1. Review the plan again to see what new set of unblocked tasks are available.
2. Continue launching unblocked tasks in parallel until plan is done.
3. Repeat the process until *all** tasks are both complete, validated, and working without errors. 


## Error Handling

- Task subset not found: List available task IDs
- Parse failure: Show what was tried, ask for clarification

## Example Usage

```
'Implement the plan using parallel task skill'
/parallel-task-spark plan.md
/parallel-task-spark ./plans/auth-plan.md T1 T2 T4
/parallel-task-spark user-profile-plan.md --tasks T3 T7
```

## Execution Summary Template

```markdown
# Execution Summary

## Tasks Assigned: [N]

### Completed
- Task [ID]: [Name] - [Brief summary]

### Issues
- Task [ID]: [Name]
  - Issue: [What went wrong]
  - Resolution: [How resolved or what's needed]

### Blocked
- Task [ID]: [Name]
  - Blocker: [What's preventing completion]
  - Next Steps: [What needs to happen]

## Overall Status
[Completion summary]

## Files Modified
[List of changed files]

## Next Steps
[Recommendations]
```

Overview

This skill orchestrates parallel Sparky subagents to execute tasks from a markdown plan. It only runs when explicitly invoked with a /parallel-task-spark command and coordinates task waves, dependencies, commits, and plan updates until the plan is complete.

How this skill works

The orchestrator parses the plan file to identify task IDs, dependency graphs, full task content, and optional task subsets.

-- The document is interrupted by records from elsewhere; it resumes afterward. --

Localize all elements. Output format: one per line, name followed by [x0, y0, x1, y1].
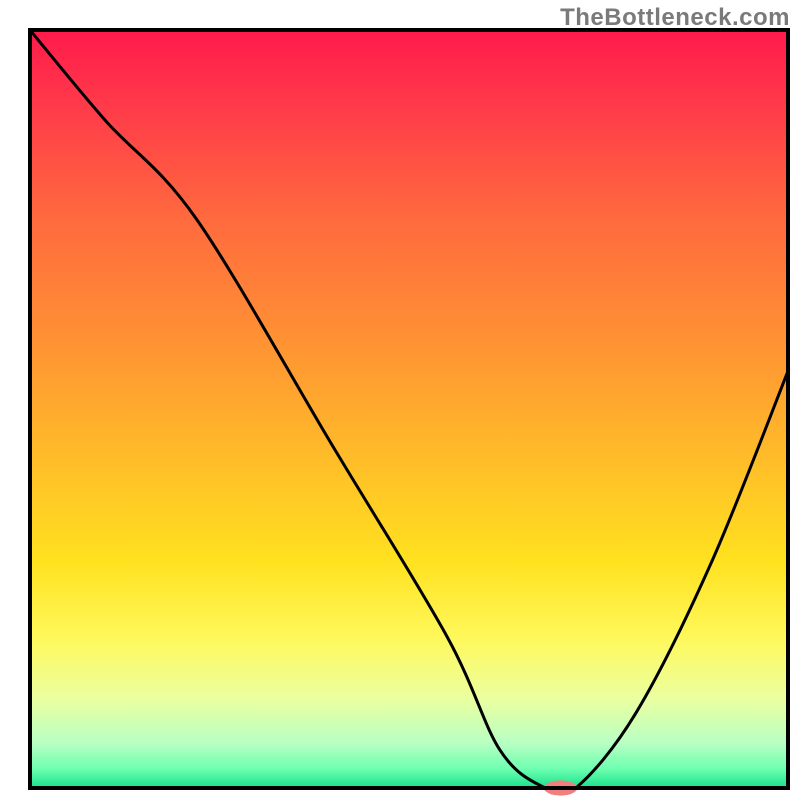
gradient-background: [30, 30, 788, 788]
plot-area: [30, 30, 788, 796]
chart-svg: [0, 0, 800, 800]
bottleneck-chart: TheBottleneck.com: [0, 0, 800, 800]
watermark-text: TheBottleneck.com: [560, 4, 790, 32]
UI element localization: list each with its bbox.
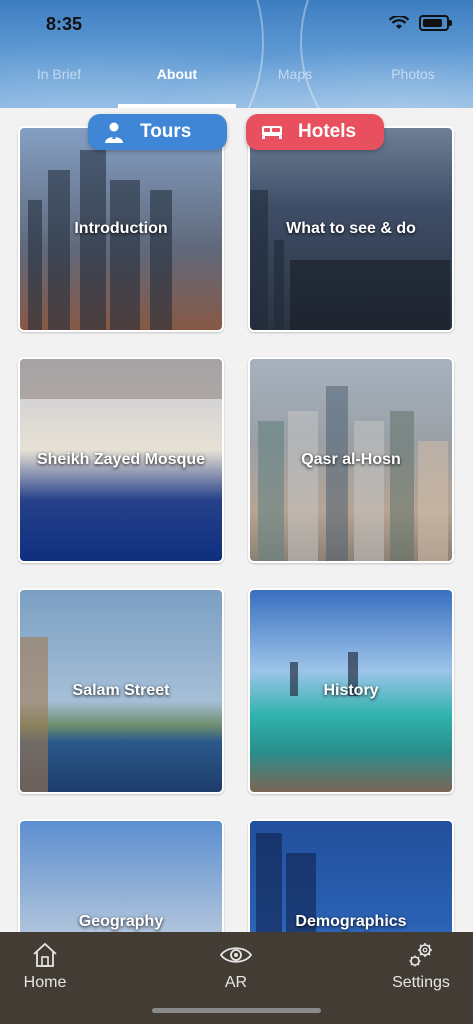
tours-label: Tours (140, 121, 192, 142)
status-time: 8:35 (46, 14, 83, 34)
gears-icon (409, 943, 432, 967)
card-geography[interactable]: Geography (18, 819, 224, 932)
card-label: Introduction (74, 220, 168, 237)
card-label: Qasr al-Hosn (301, 451, 401, 468)
bed-icon (262, 126, 282, 139)
header-banner: 8:35 In Brief About Maps Photos (0, 0, 473, 108)
nav-settings[interactable]: Settings (376, 940, 466, 992)
card-label: History (323, 682, 379, 699)
topic-grid: Introduction What to see & do Sheikh Zay… (0, 108, 473, 932)
nav-home-label: Home (23, 974, 67, 991)
eye-icon (219, 947, 253, 963)
tours-button[interactable]: Tours (88, 114, 227, 150)
card-demographics[interactable]: Demographics (248, 819, 454, 932)
card-what-to-see[interactable]: What to see & do (248, 126, 454, 332)
nav-ar[interactable]: AR (191, 940, 281, 992)
card-salam-street[interactable]: Salam Street (18, 588, 224, 794)
card-history[interactable]: History (248, 588, 454, 794)
nav-ar-label: AR (224, 974, 248, 991)
status-icons (389, 15, 452, 31)
card-label: Geography (78, 913, 164, 930)
card-label: What to see & do (286, 220, 416, 237)
card-sheikh-zayed-mosque[interactable]: Sheikh Zayed Mosque (18, 357, 224, 563)
card-label: Salam Street (72, 682, 170, 699)
tab-maps[interactable]: Maps (240, 66, 350, 82)
tab-in-brief[interactable]: In Brief (4, 66, 114, 82)
home-icon (33, 942, 57, 967)
card-qasr-al-hosn[interactable]: Qasr al-Hosn (248, 357, 454, 563)
hotels-label: Hotels (298, 121, 357, 142)
tour-guide-icon (105, 122, 123, 143)
status-bar: 8:35 (0, 0, 473, 46)
top-tabs: In Brief About Maps Photos (0, 54, 473, 108)
nav-settings-label: Settings (392, 974, 450, 991)
battery-icon (419, 15, 452, 31)
hotels-button[interactable]: Hotels (246, 114, 384, 150)
nav-home[interactable]: Home (0, 940, 90, 992)
card-label: Demographics (295, 913, 407, 930)
card-label: Sheikh Zayed Mosque (36, 451, 206, 468)
tab-about[interactable]: About (122, 66, 232, 82)
wifi-icon (389, 16, 409, 29)
tab-photos[interactable]: Photos (358, 66, 468, 82)
card-introduction[interactable]: Introduction (18, 126, 224, 332)
home-indicator[interactable] (152, 1008, 321, 1013)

It launches only sparky-role subagents for every unblocked task in parallel, validates their outputs and plan updates, and repeats waves until all tasks are completed and logged in the plan file.

When to use it

  • You have a development plan in markdown with discrete tasks and dependency metadata.
  • You want tasks executed in parallel where dependencies determine order.
  • You need automated enforcement that each task updates and logs completion in the plan.
  • You want automated retries or escalation when subagents fail to meet acceptance criteria.

Best practices

  • Provide a well-structured plan file: clear task IDs, depends_on lists, acceptance criteria, and validation steps.
  • When running a subset, include any required dependent task IDs to avoid missing prerequisites.
  • Keep each task scope atomic so subagents can commit small, independent changes.
  • Ensure plan filenames and file paths in tasks are accurate to prevent path-related blockers.
  • Review execution summaries after each wave before launching the next wave.

Example use cases

  • Execute a full release plan where backend, frontend, and infra tasks have cross-dependencies.
  • Run a focused subset of tasks for a hotfix by specifying task IDs on the command line.
  • Orchestrate parallel implementation of feature branches that share common setup tasks.
  • Validate that every task writes a concise work log and commit entry into the plan markdown.

FAQ

What input does the orchestrator require?

A markdown plan file path and optionally a list of task IDs; if no subset is provided it runs the full plan.

What happens if a subagent fails validation?

The orchestrator inspects the output, requests a retry or escalation from the subagent, and will not advance dependent waves until the task is correctly completed and logged.